– Это чего такое? – недовольно спросил Павел и грубо толкнул рукой тетрадь.
– Для учета, – засмущался старик и незаметно переместил тетрадь на ближайшую пустую полку.
– Давай поглядим, какие такие у тебя ириски имеются?
– И мед, и шоколад есть. Но это всё! Клянусь сыном!
Павел недоверчиво взглянул на старика и взял с одной из полок коробку.
– Чудная какая! Вроде дерево и не дерево…
– Прессованный картон. В Польше делали… Пленные…
– Концлагерь? – Павел вскинул на старика глаза, в которых был и упрек, и угроза одновременно.
– А где же еще?
– Ну, Белов! Ну ты и фрукт заморский!
– Я-то тут причем, товарищ…, не имею чести знать имени-отчества…

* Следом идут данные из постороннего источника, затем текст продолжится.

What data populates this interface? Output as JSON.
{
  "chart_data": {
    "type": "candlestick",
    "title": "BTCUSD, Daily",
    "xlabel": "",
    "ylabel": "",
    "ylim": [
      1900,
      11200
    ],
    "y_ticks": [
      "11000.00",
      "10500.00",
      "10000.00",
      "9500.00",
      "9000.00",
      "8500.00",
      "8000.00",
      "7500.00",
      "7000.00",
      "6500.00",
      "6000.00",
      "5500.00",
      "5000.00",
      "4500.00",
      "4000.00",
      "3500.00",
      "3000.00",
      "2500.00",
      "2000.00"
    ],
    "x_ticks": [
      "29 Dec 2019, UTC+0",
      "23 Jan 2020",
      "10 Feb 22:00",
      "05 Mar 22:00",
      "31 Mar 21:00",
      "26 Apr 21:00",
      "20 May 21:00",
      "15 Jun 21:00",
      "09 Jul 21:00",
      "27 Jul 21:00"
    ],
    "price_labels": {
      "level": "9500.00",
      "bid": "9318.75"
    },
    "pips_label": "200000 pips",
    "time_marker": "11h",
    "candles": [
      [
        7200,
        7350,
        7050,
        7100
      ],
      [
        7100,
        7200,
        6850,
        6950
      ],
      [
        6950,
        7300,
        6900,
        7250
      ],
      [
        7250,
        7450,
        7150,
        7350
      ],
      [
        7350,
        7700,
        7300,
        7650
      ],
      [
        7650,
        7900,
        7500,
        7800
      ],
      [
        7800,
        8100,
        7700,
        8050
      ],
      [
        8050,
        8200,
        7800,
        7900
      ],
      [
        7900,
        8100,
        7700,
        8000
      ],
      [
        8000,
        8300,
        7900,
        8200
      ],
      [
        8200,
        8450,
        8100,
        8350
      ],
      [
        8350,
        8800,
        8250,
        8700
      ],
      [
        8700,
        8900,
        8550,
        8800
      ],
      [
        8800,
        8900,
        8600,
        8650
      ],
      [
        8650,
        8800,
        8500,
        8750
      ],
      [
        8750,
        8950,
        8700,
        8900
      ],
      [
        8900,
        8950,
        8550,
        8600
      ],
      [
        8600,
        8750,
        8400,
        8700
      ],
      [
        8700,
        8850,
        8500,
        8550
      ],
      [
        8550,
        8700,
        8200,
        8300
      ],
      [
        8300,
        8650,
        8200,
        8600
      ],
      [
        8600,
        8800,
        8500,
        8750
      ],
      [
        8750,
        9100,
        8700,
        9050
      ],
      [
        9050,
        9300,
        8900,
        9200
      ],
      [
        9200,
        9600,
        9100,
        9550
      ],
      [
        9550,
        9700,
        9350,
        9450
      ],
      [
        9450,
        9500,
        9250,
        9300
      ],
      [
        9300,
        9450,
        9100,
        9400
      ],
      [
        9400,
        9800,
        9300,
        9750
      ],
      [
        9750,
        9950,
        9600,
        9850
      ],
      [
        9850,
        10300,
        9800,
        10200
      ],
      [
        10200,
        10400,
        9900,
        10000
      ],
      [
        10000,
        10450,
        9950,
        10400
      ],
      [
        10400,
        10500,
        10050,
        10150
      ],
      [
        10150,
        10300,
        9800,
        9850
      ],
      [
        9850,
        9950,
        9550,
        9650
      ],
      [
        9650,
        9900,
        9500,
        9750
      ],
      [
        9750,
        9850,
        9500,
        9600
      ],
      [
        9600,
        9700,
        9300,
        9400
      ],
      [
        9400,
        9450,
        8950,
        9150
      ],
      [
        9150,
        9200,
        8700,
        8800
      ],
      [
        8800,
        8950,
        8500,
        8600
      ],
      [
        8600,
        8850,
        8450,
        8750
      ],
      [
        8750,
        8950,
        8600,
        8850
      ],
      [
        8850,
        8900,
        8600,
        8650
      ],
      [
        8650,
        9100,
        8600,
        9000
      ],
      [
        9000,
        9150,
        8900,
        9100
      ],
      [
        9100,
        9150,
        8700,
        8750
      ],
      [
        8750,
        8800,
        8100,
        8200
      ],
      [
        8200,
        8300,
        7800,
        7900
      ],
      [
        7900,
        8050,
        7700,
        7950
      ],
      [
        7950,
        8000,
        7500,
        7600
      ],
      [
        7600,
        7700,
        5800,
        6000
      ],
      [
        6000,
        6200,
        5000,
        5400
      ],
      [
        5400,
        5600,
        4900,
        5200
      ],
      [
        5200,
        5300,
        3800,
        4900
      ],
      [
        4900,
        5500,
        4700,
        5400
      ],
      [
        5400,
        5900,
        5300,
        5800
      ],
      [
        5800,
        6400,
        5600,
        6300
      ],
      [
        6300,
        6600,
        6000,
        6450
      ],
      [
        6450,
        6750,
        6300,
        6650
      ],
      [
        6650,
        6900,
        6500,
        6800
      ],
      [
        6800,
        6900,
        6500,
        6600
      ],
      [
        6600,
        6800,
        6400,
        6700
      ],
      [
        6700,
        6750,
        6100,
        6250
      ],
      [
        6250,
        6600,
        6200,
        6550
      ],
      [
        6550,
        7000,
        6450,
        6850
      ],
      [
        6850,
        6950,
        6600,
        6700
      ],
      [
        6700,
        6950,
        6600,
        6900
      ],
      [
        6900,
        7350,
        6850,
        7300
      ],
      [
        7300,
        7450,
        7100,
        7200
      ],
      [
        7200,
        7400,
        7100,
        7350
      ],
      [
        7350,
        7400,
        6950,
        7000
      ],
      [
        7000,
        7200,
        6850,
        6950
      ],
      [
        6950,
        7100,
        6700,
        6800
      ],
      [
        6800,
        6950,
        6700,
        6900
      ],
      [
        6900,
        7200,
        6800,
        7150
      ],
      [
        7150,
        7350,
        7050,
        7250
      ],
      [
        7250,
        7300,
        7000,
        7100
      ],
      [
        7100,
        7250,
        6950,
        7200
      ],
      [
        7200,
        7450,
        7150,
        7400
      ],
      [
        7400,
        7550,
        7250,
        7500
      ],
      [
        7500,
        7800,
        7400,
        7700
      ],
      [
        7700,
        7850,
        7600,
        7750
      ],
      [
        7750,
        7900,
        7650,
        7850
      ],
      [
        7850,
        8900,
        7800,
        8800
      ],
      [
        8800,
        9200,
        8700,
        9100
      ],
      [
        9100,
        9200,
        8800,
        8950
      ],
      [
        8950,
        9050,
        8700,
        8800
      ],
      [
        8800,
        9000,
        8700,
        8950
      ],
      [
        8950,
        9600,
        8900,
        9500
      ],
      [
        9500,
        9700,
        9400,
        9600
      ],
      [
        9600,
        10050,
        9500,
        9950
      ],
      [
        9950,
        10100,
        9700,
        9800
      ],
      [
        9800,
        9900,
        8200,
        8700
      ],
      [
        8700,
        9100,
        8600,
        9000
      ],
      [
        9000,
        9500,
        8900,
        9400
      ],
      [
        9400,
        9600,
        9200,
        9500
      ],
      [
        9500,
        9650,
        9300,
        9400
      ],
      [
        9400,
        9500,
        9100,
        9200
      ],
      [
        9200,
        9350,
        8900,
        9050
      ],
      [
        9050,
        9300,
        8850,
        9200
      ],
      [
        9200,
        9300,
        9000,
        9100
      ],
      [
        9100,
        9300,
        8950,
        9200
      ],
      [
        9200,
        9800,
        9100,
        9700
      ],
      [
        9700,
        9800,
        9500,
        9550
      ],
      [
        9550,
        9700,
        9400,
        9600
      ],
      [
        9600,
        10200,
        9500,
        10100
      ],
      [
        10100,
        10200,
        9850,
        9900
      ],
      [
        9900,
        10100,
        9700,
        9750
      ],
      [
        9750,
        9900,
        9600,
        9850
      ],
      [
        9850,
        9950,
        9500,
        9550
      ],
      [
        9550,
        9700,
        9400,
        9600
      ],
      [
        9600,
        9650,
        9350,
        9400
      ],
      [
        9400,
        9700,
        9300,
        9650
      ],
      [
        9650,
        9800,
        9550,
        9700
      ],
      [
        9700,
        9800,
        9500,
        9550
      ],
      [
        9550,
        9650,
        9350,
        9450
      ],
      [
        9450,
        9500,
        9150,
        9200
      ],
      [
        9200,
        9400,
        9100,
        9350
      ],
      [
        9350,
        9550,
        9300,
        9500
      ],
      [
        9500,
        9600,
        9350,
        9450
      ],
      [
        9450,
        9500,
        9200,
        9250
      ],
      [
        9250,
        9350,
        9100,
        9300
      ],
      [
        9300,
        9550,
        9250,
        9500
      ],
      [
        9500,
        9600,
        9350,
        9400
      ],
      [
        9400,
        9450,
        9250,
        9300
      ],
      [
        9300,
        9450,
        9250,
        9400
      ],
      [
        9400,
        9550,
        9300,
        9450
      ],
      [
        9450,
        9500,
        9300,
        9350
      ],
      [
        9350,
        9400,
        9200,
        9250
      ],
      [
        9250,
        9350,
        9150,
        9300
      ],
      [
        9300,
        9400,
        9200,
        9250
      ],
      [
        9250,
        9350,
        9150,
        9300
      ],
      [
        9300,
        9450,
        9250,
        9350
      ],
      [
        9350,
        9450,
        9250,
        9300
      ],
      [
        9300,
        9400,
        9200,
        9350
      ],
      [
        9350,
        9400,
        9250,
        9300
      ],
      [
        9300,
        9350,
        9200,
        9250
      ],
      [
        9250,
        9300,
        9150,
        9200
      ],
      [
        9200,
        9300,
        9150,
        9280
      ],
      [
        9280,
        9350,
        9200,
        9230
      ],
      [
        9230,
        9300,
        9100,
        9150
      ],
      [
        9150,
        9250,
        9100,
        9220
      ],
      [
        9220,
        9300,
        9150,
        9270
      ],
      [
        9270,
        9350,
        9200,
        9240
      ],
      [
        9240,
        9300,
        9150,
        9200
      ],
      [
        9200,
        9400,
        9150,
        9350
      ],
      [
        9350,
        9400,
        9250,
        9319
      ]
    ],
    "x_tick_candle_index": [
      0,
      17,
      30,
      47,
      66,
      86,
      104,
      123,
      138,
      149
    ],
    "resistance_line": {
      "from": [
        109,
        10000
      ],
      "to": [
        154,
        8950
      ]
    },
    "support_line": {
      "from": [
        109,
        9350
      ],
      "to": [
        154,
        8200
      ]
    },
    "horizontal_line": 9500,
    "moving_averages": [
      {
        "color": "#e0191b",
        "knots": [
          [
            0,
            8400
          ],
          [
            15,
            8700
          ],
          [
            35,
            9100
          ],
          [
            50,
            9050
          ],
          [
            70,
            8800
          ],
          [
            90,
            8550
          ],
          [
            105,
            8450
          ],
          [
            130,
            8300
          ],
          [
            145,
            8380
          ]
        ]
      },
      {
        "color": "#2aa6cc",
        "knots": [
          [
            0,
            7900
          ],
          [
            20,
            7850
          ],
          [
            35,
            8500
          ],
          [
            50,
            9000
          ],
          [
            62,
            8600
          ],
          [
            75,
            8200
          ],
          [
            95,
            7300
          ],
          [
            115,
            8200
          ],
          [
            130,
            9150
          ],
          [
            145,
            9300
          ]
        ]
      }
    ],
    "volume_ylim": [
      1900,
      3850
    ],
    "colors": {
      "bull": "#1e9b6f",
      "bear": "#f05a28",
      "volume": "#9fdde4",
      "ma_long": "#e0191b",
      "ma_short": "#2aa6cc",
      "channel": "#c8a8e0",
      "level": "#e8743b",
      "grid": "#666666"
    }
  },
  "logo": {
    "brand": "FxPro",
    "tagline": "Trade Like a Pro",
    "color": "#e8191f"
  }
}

– Чести! – Павел недовольно поморщился, – Какая у тебя, к ядрене-фене, честь! Фашистюга, фриц, нечисть ты! Пока весь народ жилы рвал за победу, ты тут на подлых фашистских харчах вон какое пузо себе отожрал!
Старик густо покраснел (это было видно даже в сумеречном свете слабых ламп) и срывающимся голосом ответил:
– Вы тут не правы, товарищ! Это не пузо у меня, как вы изволили только что выразиться, а пупочная грыжа. Надорвался в прошлом году, когда меня одного тут оставили, и я таскал ящики…, и не с ирисками и с мармеладом, а со свиной тушенкой и с копченым салом. А это по двенадцать кило каждый ящик, да таких сотни две в день, а то и три! Туда-сюда, туда-сюда! Один! Всех моих помощников на восточный фронт отправили.
– Ага! На восточный фронт! – с кривой усмешкой продолжал наседать Павел, – А мы из них самих там тушенку делали, свиную…да вот жрать ее, акромя червей, некому было. Грыжа у него! Эка заслуга! Скажи еще боевое ранение!
– У каждого свой окоп, молодой человек! – необыкновенно серьезно, уже каким-то иным тоном ответил Белов, – Мой вот такой, извольте видеть… А не желаете себя назвать, так и не надо. Только сколько заберете, за столько распишитесь.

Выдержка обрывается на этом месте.